Segundo o portal UOL, o empréstimo funcionaria como um programa de microcrédito, porém não ficou definido se os recursos sairão dos cofres da União ou da Caixa Econômica Federal.

O presidente do banco estatal, Pedro Guimarães, já declarou que pretende transformar o Caixa Tem em um banco digital que ofereceria aos correntistas o microcrédito com empréstimos de até R$ 1.000.

Caso o dinheiro saia do governo, a hipótese mais provável é a criação de um fundo similar ao Pronampe (Programa Nacional de Apoio às Microempresas e Empresas de Pequeno Porte).

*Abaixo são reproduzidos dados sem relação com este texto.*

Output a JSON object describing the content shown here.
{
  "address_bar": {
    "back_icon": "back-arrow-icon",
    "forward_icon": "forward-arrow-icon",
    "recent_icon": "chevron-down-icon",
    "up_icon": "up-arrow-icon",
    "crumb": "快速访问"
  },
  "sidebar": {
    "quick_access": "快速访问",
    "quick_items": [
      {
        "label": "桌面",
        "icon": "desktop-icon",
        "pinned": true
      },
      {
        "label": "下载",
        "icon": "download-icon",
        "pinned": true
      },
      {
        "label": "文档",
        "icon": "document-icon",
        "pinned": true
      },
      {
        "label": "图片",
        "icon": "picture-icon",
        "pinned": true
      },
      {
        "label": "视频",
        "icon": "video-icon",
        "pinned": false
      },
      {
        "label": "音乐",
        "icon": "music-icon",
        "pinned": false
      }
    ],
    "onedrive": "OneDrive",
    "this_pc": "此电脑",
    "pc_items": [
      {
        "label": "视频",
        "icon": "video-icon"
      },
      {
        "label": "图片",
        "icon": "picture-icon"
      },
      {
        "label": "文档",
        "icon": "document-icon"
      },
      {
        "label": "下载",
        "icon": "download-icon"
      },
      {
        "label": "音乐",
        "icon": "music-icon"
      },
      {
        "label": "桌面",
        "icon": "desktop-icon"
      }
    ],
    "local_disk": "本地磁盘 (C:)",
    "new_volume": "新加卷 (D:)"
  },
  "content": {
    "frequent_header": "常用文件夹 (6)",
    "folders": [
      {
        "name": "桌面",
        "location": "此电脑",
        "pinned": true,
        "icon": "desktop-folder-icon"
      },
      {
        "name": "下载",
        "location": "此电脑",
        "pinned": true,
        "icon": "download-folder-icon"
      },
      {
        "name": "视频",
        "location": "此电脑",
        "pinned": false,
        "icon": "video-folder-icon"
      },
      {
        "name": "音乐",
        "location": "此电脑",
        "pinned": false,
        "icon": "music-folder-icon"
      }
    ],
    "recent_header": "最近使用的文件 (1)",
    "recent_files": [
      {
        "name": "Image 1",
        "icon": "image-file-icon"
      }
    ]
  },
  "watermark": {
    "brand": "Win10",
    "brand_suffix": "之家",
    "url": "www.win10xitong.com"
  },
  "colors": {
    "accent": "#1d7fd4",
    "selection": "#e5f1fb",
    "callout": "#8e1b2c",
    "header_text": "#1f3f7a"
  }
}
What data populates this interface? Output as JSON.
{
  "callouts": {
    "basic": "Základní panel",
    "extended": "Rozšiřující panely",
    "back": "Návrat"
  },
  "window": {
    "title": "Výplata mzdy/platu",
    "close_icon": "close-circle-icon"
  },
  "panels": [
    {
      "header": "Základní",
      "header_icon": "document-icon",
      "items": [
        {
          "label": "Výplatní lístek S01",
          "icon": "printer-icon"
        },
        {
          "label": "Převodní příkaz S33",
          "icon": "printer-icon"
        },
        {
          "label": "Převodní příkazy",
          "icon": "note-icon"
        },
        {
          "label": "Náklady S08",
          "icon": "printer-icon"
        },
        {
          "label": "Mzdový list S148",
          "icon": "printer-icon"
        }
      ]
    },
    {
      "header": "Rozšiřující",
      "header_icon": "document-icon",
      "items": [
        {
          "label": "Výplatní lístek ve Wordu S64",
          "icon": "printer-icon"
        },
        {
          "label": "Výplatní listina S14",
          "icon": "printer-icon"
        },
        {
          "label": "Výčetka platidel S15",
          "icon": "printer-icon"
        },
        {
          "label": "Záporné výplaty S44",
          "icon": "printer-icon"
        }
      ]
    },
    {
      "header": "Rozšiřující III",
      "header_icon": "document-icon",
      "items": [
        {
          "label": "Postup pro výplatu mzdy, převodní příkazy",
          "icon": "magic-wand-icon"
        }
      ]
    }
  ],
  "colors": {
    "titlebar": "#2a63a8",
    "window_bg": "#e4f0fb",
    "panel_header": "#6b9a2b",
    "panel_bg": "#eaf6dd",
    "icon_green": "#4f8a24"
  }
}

A equipe econômica avalia se o risco de crédito das operações será 100% do provável fundo ou se será dividido com a Caixa. Técnicos têm alertado ao ministro da Cidadania, Onyx Lorezoni, responsável pelo Bolsa Família, que a medida precisa ser pensada com muito cuidado para que o microcrédito não seja usado apenas para consumo imediato.

“Se todos os beneficiários do Bolsa Família receberem esse crédito automaticamente, sem ter acesso aos cursos de educação financeira e aos conceitos do microcrédito, isso se torna um crédito direto ao consumidor. E isso leva a uma inadimplência maior. Essa é uma modalidade de crédito consciente”, disse o ministro.

Segundo dados do BC (Banco Central), a taxa de calotes do microcrédito é baixa e chegou a 2,4% em outubro. A taxa é inferior a inadimplência geral do crédito para pessoa física, que chegou a 3,1% no mesmo mês. Já a taxa para o crédito pessoal chegou a 5,7%, na mesma base de comparação.